We're supposed to get a little snow today, but nothing much to speak of, which is good as I have to drive up to band practice this afternoon. It will be our final southern Maine practice session before Saturday's dress rehearsal and gig, and I've had to miss the past two because I've been teaching. So this snow had better not keep me down.
Yesterday I worked at my desk for most of the day, but I did get outside for a walk with my neighbor, and I did get a chance to mix up the new honey-vanilla frozen yogurt recipe I'd been wanting to try.
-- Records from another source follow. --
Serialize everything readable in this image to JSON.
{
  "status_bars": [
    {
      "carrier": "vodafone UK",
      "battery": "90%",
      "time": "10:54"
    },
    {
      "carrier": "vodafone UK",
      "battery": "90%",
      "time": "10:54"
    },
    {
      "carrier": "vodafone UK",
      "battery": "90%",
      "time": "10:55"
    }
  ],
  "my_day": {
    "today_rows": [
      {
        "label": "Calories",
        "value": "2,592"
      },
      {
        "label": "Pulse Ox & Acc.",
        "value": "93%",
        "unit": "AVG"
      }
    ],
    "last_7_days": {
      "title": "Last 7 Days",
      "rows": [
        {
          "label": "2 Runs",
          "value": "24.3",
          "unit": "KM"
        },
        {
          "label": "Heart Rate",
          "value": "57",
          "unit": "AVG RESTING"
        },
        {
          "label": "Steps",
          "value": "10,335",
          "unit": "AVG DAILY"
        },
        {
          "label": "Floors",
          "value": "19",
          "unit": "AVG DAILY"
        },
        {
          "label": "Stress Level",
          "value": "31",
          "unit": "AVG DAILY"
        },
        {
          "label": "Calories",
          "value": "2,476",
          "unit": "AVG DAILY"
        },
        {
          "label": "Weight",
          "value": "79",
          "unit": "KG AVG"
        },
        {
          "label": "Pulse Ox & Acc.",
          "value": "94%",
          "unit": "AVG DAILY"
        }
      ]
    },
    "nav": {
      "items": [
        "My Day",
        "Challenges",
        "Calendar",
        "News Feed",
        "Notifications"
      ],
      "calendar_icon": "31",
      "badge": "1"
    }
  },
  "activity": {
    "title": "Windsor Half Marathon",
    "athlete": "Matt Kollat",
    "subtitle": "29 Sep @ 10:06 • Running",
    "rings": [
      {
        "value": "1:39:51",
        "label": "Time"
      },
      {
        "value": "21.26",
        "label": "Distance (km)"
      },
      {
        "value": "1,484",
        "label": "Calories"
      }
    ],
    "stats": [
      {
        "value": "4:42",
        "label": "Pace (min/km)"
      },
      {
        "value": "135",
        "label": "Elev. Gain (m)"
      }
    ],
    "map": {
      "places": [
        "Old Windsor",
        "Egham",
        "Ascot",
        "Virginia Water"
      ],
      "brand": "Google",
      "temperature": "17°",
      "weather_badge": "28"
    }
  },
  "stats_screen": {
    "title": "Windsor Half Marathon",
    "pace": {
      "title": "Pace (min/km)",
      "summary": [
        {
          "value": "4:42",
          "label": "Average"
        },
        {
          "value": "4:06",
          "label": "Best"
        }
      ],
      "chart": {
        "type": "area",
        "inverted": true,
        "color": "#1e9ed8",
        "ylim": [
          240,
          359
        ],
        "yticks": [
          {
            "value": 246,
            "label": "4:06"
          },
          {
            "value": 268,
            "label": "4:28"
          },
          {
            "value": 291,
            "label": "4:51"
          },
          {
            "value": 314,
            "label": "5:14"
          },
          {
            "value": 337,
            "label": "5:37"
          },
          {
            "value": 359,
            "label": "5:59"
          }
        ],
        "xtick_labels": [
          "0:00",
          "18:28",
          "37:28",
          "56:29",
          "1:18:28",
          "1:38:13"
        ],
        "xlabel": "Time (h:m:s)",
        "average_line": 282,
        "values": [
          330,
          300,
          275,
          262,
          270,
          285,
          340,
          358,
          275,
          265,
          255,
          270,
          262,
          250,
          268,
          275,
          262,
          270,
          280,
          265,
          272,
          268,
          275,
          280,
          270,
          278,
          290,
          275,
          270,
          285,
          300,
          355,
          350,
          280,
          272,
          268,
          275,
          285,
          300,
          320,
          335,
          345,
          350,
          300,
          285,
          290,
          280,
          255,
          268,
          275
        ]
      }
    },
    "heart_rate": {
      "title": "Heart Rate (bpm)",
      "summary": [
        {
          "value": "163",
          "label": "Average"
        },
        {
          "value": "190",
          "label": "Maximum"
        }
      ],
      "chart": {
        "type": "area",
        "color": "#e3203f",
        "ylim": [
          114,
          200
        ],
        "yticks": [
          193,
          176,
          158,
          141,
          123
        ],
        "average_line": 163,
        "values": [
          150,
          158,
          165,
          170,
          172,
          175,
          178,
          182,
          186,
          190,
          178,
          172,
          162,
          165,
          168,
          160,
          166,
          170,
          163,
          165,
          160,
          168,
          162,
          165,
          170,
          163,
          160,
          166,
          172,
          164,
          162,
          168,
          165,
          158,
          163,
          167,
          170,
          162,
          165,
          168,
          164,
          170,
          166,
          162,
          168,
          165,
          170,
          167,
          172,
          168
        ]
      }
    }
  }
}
For some reason, homemade frozen yogurt can be tricky--I think because the water content in the yogurt can get icy. But this recipe's got a bit of gelatin in it, and the result was velvety and delicious. Success, at least so far, though we'll see how it firms up overnight.
It's a dark morning here in the little northern city by the sea, and my thoughts are quiet, scattered. I'd like to spend time with my poem drafts this morning. I have to spend time with the editing project. I need to prep for band rehearsal. I need to read some of Gerard Manley Hopkins's sonnets so that I can talk about them with Teresa tomorrow. In the meantime, I'm absorbed in Hardwick's Sleepless Nights, which is a deeply sad tale that is really no tale at all--it's more like a bundle of photographs that are related to one another but only via the speaker's memory, experiences, or imagination, not because they necessarily intersect with one another. It's a painful book, so filled with sorrow and regret, yet extraordinarily vivid, and I can only read it in short bursts--a kind of self-protection, I suppose; ladling out the beautiful sadness in small doses.
Otherwise, what am I doing? what am I here for? what matters? I am watching the small birds move through the bare trees and shrubberies. I am sweeping the dirt from the floors. I am carrying a cup of coffee upstairs to my beloved. I am trembling like a human being in a small bubble of self-doubt and foreboding, which is also a small bubble of everyday sweetness. It is the same old story.